The €600m bond, announced earlier this week, provides capital be used to refinance SSE’s portfolio of onshore wind farms. SSE insists that the eight-year, 0.875% bond “reaffirms its commitment to tackling climate change”.

“In line with our innovative approach to financing investment and as major investor in the UK and Ireland’s renewable energy infrastructure, we are pleased this new issuance shows our commitment to SSE’s sustainability and responsibility principles,” SSE finance director Gregor Alexander said.

“At the same time we are being consistent with our commitment to maintaining a strong balance sheet and strong market rating, allowing this funding to be secured at very attractive pricing.”

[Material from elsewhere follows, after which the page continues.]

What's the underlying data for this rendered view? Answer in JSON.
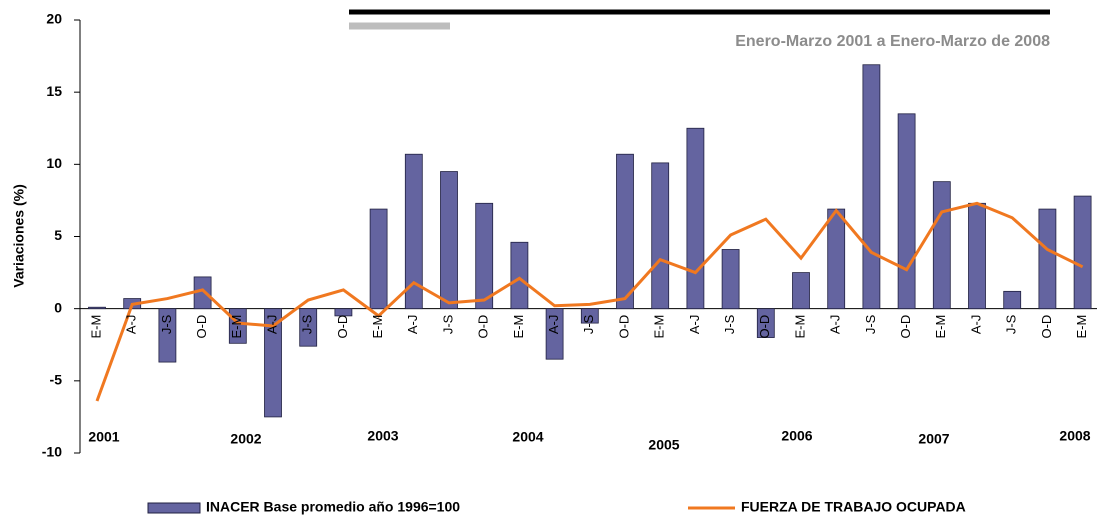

A “significant demand” from socially responsible has allowed SSE to price at the “tighter end” of guidance, the company said.  

Lucrative market

The green capital market is a lucrative one – the UK share of the global low carbon financial services market could reportedly grow to up to £17bn per year in 2050.

A report from April revealed that 60% of the world’s biggest investors are taking steps to protect their portfolios. The movement is being driven by fears in the financial sector that the next economic crash will be climate-related.

Earlier this year, the World Bank issued its first ever set of green bonds that directly link financial returns to companies performing to the standards and aims on the United Nation’s Sustainable Development Goals (SDGs).

In June, Apple launched a dedicated funding stream to finance clean energy and environmental projects, through a $1bn green bond. Elsewhere, the world’s largest investor BlackRock recently unveiled its Green Bond Index fund, following a heightened investor demand for ESG fixed income securities and products.